Rui Costa, que, até ver, terá a concorrência de Francisco Benítez, foi poupado nas palavras e, perante uma imprensa sem direito a perguntas, apontou que quer “rigor, clareza e proximidade com os sócios”.

“Apresento-me a eleições com a ambição de reconduzir o Benfica ao caminho da glória e unir todos os que amam o clube como eu. Comprometo-me aqui perante todos a dedicar a minha energia e sabedoria para iniciar um novo ciclo de vitórias. Vencer é sempre a minha maior exigência, a mesma que tive quando vesti o manto sagrado. Nos próximos dias darei a conhecer o meu programa de acção, para um futuro ganhador, à Benfica. Este é um projecto aberto à participação de todos, centrado no Benfica”, acrescentou.

E explicou o motivo da candidatura: “São muitas as razões que me levam a dar este passo.

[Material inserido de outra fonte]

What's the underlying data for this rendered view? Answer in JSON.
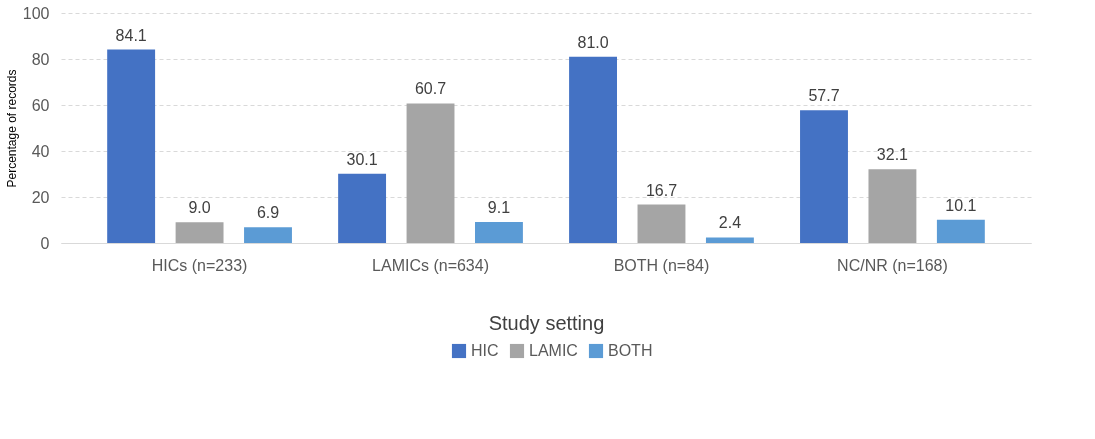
{
  "chart_data": {
    "type": "bar",
    "xlabel": "Study setting",
    "ylabel": "Percentage of records",
    "categories": [
      "HICs (n=233)",
      "LAMICs (n=634)",
      "BOTH (n=84)",
      "NC/NR (n=168)"
    ],
    "series": [
      {
        "name": "HIC",
        "color": "#4472c4",
        "values": [
          84.1,
          30.1,
          81.0,
          57.7
        ],
        "value_labels": [
          "84.1",
          "30.1",
          "81.0",
          "57.7"
        ]
      },
      {
        "name": "LAMIC",
        "color": "#a5a5a5",
        "values": [
          9.0,
          60.7,
          16.7,
          32.1
        ],
        "value_labels": [
          "9.0",
          "60.7",
          "16.7",
          "32.1"
        ]
      },
      {
        "name": "BOTH",
        "color": "#5b9bd5",
        "values": [
          6.9,
          9.1,
          2.4,
          10.1
        ],
        "value_labels": [
          "6.9",
          "9.1",
          "2.4",
          "10.1"
        ]
      }
    ],
    "ylim": [
      0,
      100
    ],
    "yticks": [
      0,
      20,
      40,
      60,
      80,
      100
    ],
    "grid": "y",
    "legend": "bottom"
  }
}
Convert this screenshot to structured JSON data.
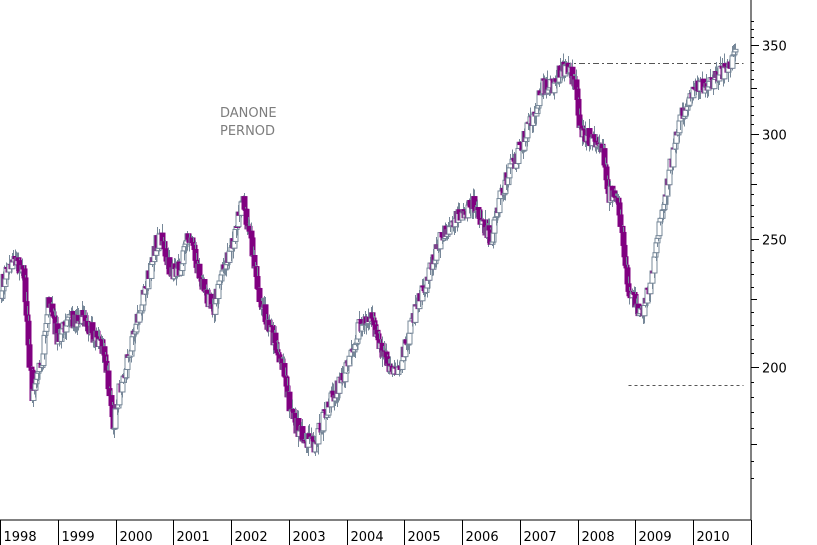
{
  "chart_data": {
    "type": "candlestick",
    "title": "",
    "annotation_lines": [
      "DANONE",
      "PERNOD"
    ],
    "xlabel": "",
    "ylabel": "",
    "ylim": [
      155,
      370
    ],
    "y_axis_position": "right",
    "y_ticks": [
      200,
      250,
      300,
      350
    ],
    "x_ticks": [
      "1998",
      "1999",
      "2000",
      "2001",
      "2002",
      "2003",
      "2004",
      "2005",
      "2006",
      "2007",
      "2008",
      "2009",
      "2010"
    ],
    "x_range": [
      1998.0,
      2011.0
    ],
    "grid": false,
    "colors": {
      "up": "#ffffff",
      "down": "#800080",
      "wick": "#778899",
      "axis": "#000000",
      "annotation": "#7d7d7d"
    },
    "reference_lines": [
      {
        "y": 339,
        "x_from": 2007.78,
        "x_to": 2010.87,
        "style": "dash-dot"
      },
      {
        "y": 194,
        "x_from": 2008.88,
        "x_to": 2010.87,
        "style": "dashed"
      }
    ],
    "anchors": [
      [
        1998.0,
        228
      ],
      [
        1998.1,
        236
      ],
      [
        1998.25,
        242
      ],
      [
        1998.4,
        236
      ],
      [
        1998.55,
        190
      ],
      [
        1998.7,
        200
      ],
      [
        1998.85,
        225
      ],
      [
        1999.0,
        210
      ],
      [
        1999.2,
        217
      ],
      [
        1999.4,
        218
      ],
      [
        1999.6,
        212
      ],
      [
        1999.8,
        205
      ],
      [
        1999.95,
        180
      ],
      [
        2000.1,
        195
      ],
      [
        2000.25,
        205
      ],
      [
        2000.4,
        220
      ],
      [
        2000.55,
        232
      ],
      [
        2000.7,
        248
      ],
      [
        2000.82,
        250
      ],
      [
        2000.95,
        235
      ],
      [
        2001.1,
        237
      ],
      [
        2001.25,
        250
      ],
      [
        2001.4,
        240
      ],
      [
        2001.55,
        226
      ],
      [
        2001.7,
        222
      ],
      [
        2001.85,
        236
      ],
      [
        2002.0,
        246
      ],
      [
        2002.15,
        262
      ],
      [
        2002.2,
        266
      ],
      [
        2002.35,
        245
      ],
      [
        2002.5,
        224
      ],
      [
        2002.7,
        212
      ],
      [
        2002.9,
        198
      ],
      [
        2003.05,
        183
      ],
      [
        2003.25,
        177
      ],
      [
        2003.45,
        175
      ],
      [
        2003.65,
        186
      ],
      [
        2003.85,
        193
      ],
      [
        2004.05,
        202
      ],
      [
        2004.2,
        214
      ],
      [
        2004.4,
        218
      ],
      [
        2004.55,
        210
      ],
      [
        2004.7,
        200
      ],
      [
        2004.85,
        197
      ],
      [
        2005.0,
        206
      ],
      [
        2005.2,
        221
      ],
      [
        2005.4,
        234
      ],
      [
        2005.6,
        249
      ],
      [
        2005.8,
        257
      ],
      [
        2006.0,
        261
      ],
      [
        2006.2,
        266
      ],
      [
        2006.35,
        256
      ],
      [
        2006.5,
        250
      ],
      [
        2006.65,
        268
      ],
      [
        2006.8,
        280
      ],
      [
        2007.0,
        292
      ],
      [
        2007.2,
        307
      ],
      [
        2007.4,
        326
      ],
      [
        2007.55,
        325
      ],
      [
        2007.7,
        334
      ],
      [
        2007.82,
        337
      ],
      [
        2007.95,
        326
      ],
      [
        2008.05,
        300
      ],
      [
        2008.25,
        298
      ],
      [
        2008.4,
        294
      ],
      [
        2008.55,
        270
      ],
      [
        2008.7,
        268
      ],
      [
        2008.85,
        232
      ],
      [
        2009.0,
        223
      ],
      [
        2009.1,
        218
      ],
      [
        2009.25,
        231
      ],
      [
        2009.45,
        262
      ],
      [
        2009.6,
        283
      ],
      [
        2009.8,
        311
      ],
      [
        2010.0,
        322
      ],
      [
        2010.1,
        325
      ],
      [
        2010.25,
        326
      ],
      [
        2010.4,
        330
      ],
      [
        2010.55,
        336
      ],
      [
        2010.73,
        345
      ]
    ]
  }
}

Respiro Benfica desde que nasci. Faz amanhã 30 anos desde o meu primeiro jogo oficial pelo Benfica, foi aqui que me fiz homem e foi o Benfica que me projectou para o mundo. Apresento-me orgulhoso da nossa história e convicto de que construiremos um futuro ainda mais radioso. Este é um dos momentos mais importantes da história do clube, que precisa de todos os benfiquistas. Jamais poderia deixar de responder à chamada”.

O actual líder do clube, que seguiu a mesma estratégia de comunicação (sem direito a perguntas) do dia da sua apresentação formal, no relvado do Estádio da Luz, falou ainda de um caminho eleitoral que pretende fazer a par do universo benfiquista. “Este é um projecto aberto à participação de todos, centrado no engrandecimento do Benfica, que é o que mais nos apaixona e mais nos motiva. O Benfica é de todos nós, de todos os benfiquistas, e isso eu nunca esquecerei. Com todos, por todos, pelo Benfica”, concluiu.

“Passadeira vermelha”

Rui Costa parte para estas eleições como o “filho” da Luz cuja chegada ao poder era vista pelos adeptos como uma questão de tempo. O antigo médio é dirigente do clube desde 2008 (primeiro como director-desportivo e depois como administrador da SAD) e o plano era, em tese, ser o sucessor de Luís Filipe Vieira no final do mandato, mas a teia criminal em que se envolveu o antigo presidente precipitou a subida ao “trono”.

Rui Costa tem, agora, dois caminhos para se apresentar aos sócios: renovar a direcção do clube, dando-lhe uma “cara lavada” depois dos inúmeros processos judiciais para os quais foi arrastada, ou manter a estrutura com que trabalhou nos últimos anos. Seja qual for a opção do actual líder, uma coisa parece certa nesta fase: parte para as eleições com um “balão” futebolístico bem cheio — e sabe-se como o sucesso momentâneo no futebol influi no sentido de voto.

Com a entrada na Liga dos Campeões, a liderança do campeonato e a melhoria exibicional relativamente a 2020-21, tudo parece estar a correr de feição a Rui Costa, que poderá ver os resultados desportivos sobreporem-se aos efeitos nefastos que poderiam advir da presença prolongada na direcção de Luís Filipe Vieira.

Há, ainda, um dado adicional. Rui Costa e a actual direcção decidiram ir ao encontro do pedido de vários sócios acerca do voto físico — menos moderno, mas mais fiável, dizem os benfiquistas — e da cobertura das eleições por parte do canal do clube, como espaço plural para todas as candidaturas. 

No campo e fora dele, Rui Costa parece estar a montar o favoritismo claro nas eleições. Faltará o resto — e Francisco Benítez vai à luta para dificultar essa tarefa.